I spent yesterday cleaning up The Quiet Before pipeline, and honestly? It feels good to finally tackle the annoying bugs that have been sitting there for weeks.
The biggest win was killing the duplicate ticker problem once and for all. I was seeing the same stocks show up multiple times in the ranked list, which made everything look sloppy. Fixed it at two levels — cleaned up the database queries and tightened the input validation. No more duplicates.
Had to do something I hate doing: wiped the entire database and rebuilt it clean. The old one was missing a column and honestly, trying to patch it felt like putting a band-aid on a broken pipe. Fresh start, fresh data.
The signal improvements in v1.2.0 are where things get interesting. That "contract_named" signal I had? Turns out I completely mislabeled it. It's actually tracking institutional footprint, so I renamed it properly. Also added an S-3 penalty — when companies are actively raising money through stock offerings, their score drops by 20%. Tested it on FF and AP, and they dropped from 60 to 48. Working as intended.
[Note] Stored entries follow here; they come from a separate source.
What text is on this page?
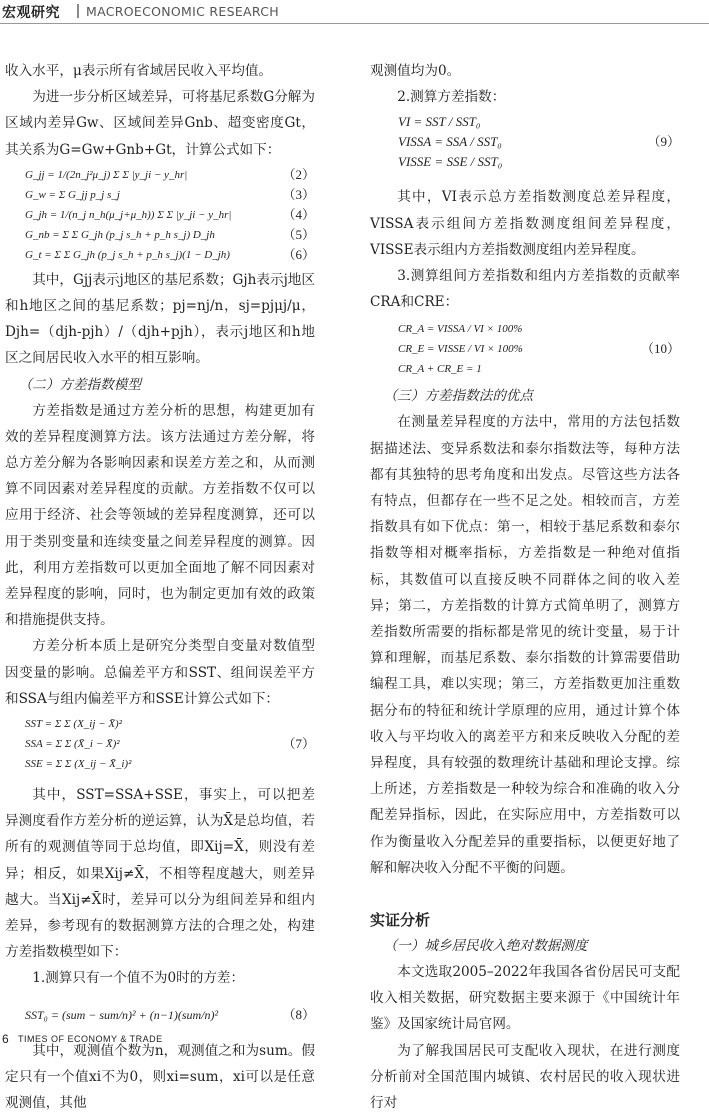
宏观研究 MACROECONOMIC RESEARCH

收入水平，μ表示所有省域居民收入平均值。

为进一步分析区域差异，可将基尼系数G分解为区域内差异Gw、区域间差异Gnb、超变密度Gt，其关系为G=Gw+Gnb+Gt，计算公式如下：

G_jj = 1/(2n_j²μ_j) Σ Σ |y_ji − y_hr|	（2）
G_w = Σ G_jj p_j s_j	（3）
G_jh = 1/(n_j n_h(μ_j+μ_h)) Σ Σ |y_ji − y_hr|	（4）
G_nb = Σ Σ G_jh (p_j s_h + p_h s_j) D_jh	（5）
G_t = Σ Σ G_jh (p_j s_h + p_h s_j)(1 − D_jh)	（6）

其中，Gjj表示j地区的基尼系数；Gjh表示j地区和h地区之间的基尼系数；pj=nj/n，sj=pjμj/μ，Djh=（djh-pjh）/（djh+pjh），表示j地区和h地区之间居民收入水平的相互影响。

（二）方差指数模型

方差指数是通过方差分析的思想，构建更加有效的差异程度测算方法。该方法通过方差分解，将总方差分解为各影响因素和误差方差之和，从而测算不同因素对差异程度的贡献。方差指数不仅可以应用于经济、社会等领域的差异程度测算，还可以用于类别变量和连续变量之间差异程度的测算。因此，利用方差指数可以更加全面地了解不同因素对差异程度的影响，同时，也为制定更加有效的政策和措施提供支持。

方差分析本质上是研究分类型自变量对数值型因变量的影响。总偏差平方和SST、组间误差平方和SSA与组内偏差平方和SSE计算公式如下：

SST = Σ Σ (X_ij − X̄)²
SSA = Σ Σ (X̄_i − X̄)²	（7）
SSE = Σ Σ (X_ij − X̄_i)²

其中，SST=SSA+SSE，事实上，可以把差异测度看作方差分析的逆运算，认为X̄是总均值，若所有的观测值等同于总均值，即Xij=X̄，则没有差异；相反，如果Xij≠X̄，不相等程度越大，则差异越大。当Xij≠X̄时，差异可以分为组间差异和组内差异，参考现有的数据测算方法的合理之处，构建方差指数模型如下：

1.测算只有一个值不为0时的方差：

SST₀ = (sum − sum/n)² + (n−1)(sum/n)²	（8）

其中，观测值个数为n，观测值之和为sum。假定只有一个值xi不为0，则xi=sum，xi可以是任意观测值，其他

观测值均为0。

2.测算方差指数：

VI = SST / SST₀
VISSA = SSA / SST₀	（9）
VISSE = SSE / SST₀

其中，VI表示总方差指数测度总差异程度，VISSA表示组间方差指数测度组间差异程度，VISSE表示组内方差指数测度组内差异程度。

3.测算组间方差指数和组内方差指数的贡献率CRA和CRE：

CR_A = VISSA / VI × 100%
CR_E = VISSE / VI × 100%	（10）
CR_A + CR_E = 1

（三）方差指数法的优点

在测量差异程度的方法中，常用的方法包括数据描述法、变异系数法和泰尔指数法等，每种方法都有其独特的思考角度和出发点。尽管这些方法各有特点，但都存在一些不足之处。相较而言，方差指数具有如下优点：第一，相较于基尼系数和泰尔指数等相对概率指标，方差指数是一种绝对值指标，其数值可以直接反映不同群体之间的收入差异；第二，方差指数的计算方式简单明了，测算方差指数所需要的指标都是常见的统计变量，易于计算和理解，而基尼系数、泰尔指数的计算需要借助编程工具，难以实现；第三，方差指数更加注重数据分布的特征和统计学原理的应用，通过计算个体收入与平均收入的离差平方和来反映收入分配的差异程度，具有较强的数理统计基础和理论支撑。综上所述，方差指数是一种较为综合和准确的收入分配差异指标，因此，在实际应用中，方差指数可以作为衡量收入分配差异的重要指标，以便更好地了解和解决收入分配不平衡的问题。

实证分析

（一）城乡居民收入绝对数据测度

本文选取2005–2022年我国各省份居民可支配收入相关数据，研究数据主要来源于《中国统计年鉴》及国家统计局官网。

为了解我国居民可支配收入现状，在进行测度分析前对全国范围内城镇、农村居民的收入现状进行对

6 TIMES OF ECONOMY & TRADE
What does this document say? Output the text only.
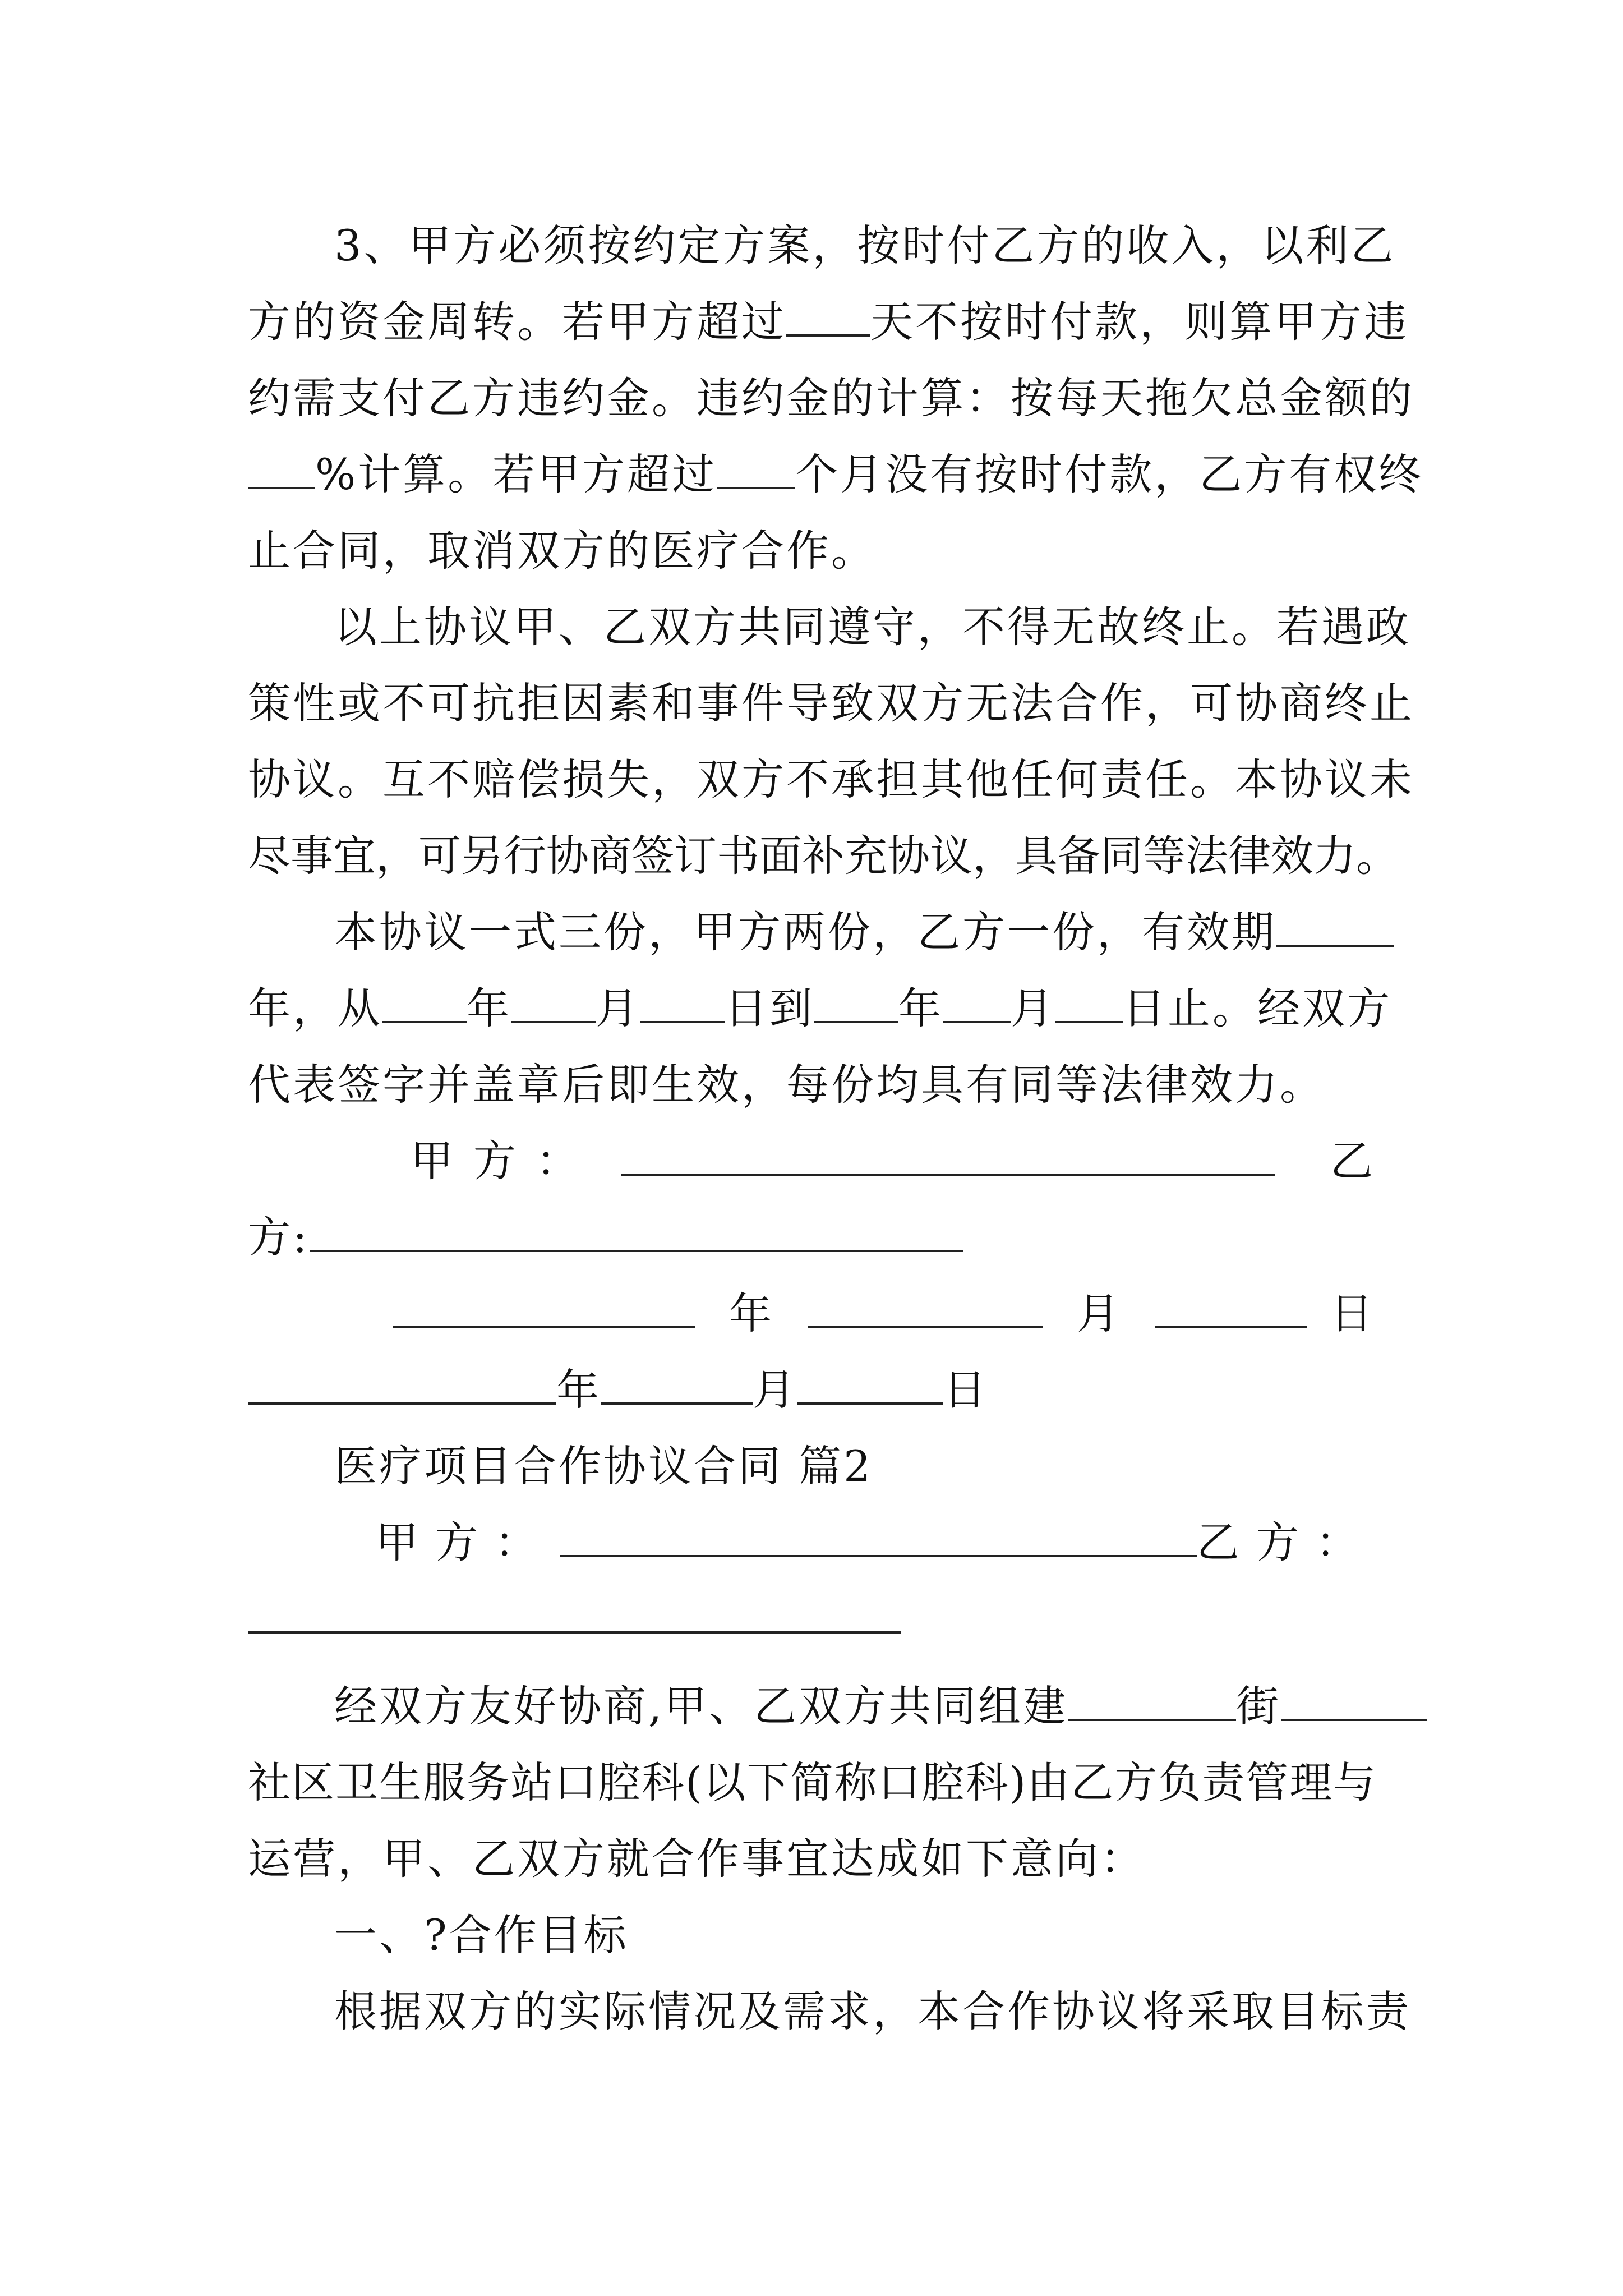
3、甲方必须按约定方案，按时付乙方的收入，以利乙
方的资金周转。若甲方超过 天不按时付款，则算甲方违
约需支付乙方违约金。违约金的计算：按每天拖欠总金额的
%计算。若甲方超过 个月没有按时付款，乙方有权终
止合同，取消双方的医疗合作。
以上协议甲、乙双方共同遵守，不得无故终止。若遇政
策性或不可抗拒因素和事件导致双方无法合作，可协商终止
协议。互不赔偿损失，双方不承担其他任何责任。本协议未
尽事宜，可另行协商签订书面补充协议，具备同等法律效力。
本协议一式三份，甲方两份，乙方一份，有效期
年，从 年 月 日到 年 月 日止。经双方
代表签字并盖章后即生效，每份均具有同等法律效力。
甲方：	乙
方:
年	月	日
年	月	日
医疗项目合作协议合同 篇2
甲方：	乙方：
经双方友好协商,甲、乙双方共同组建	街
社区卫生服务站口腔科(以下简称口腔科)由乙方负责管理与
运营，甲、乙双方就合作事宜达成如下意向：
一、?合作目标
根据双方的实际情况及需求，本合作协议将采取目标责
Best part: I fixed how the system handles missing data. Before, it was treating "we don't know" as "this is bad," which is just wrong. Now unknown actually means unknown.
Current state after the latest run: 503 tickers scanned, 21 passed screening, 2 got disqualified. No duplicates. Pipeline running clean on version 1.2.0. The scores are finally starting to spread out at the bottom instead of everything clustering around the same numbers.
But there's still work to do. Mode classification isn't working — everything shows "UNCLASSIFIED" instead of the actual signal types. Catalyst scores are still bunched up around 60 because 13F data is dominating everything else. And the explanations still say "SYSTEM_INFERRED" instead of showing real signal names.
The good news? System is stable now. No more chasing down weird bugs or duplicate entries. Next step is making the signals smarter, not fixing broken pipes.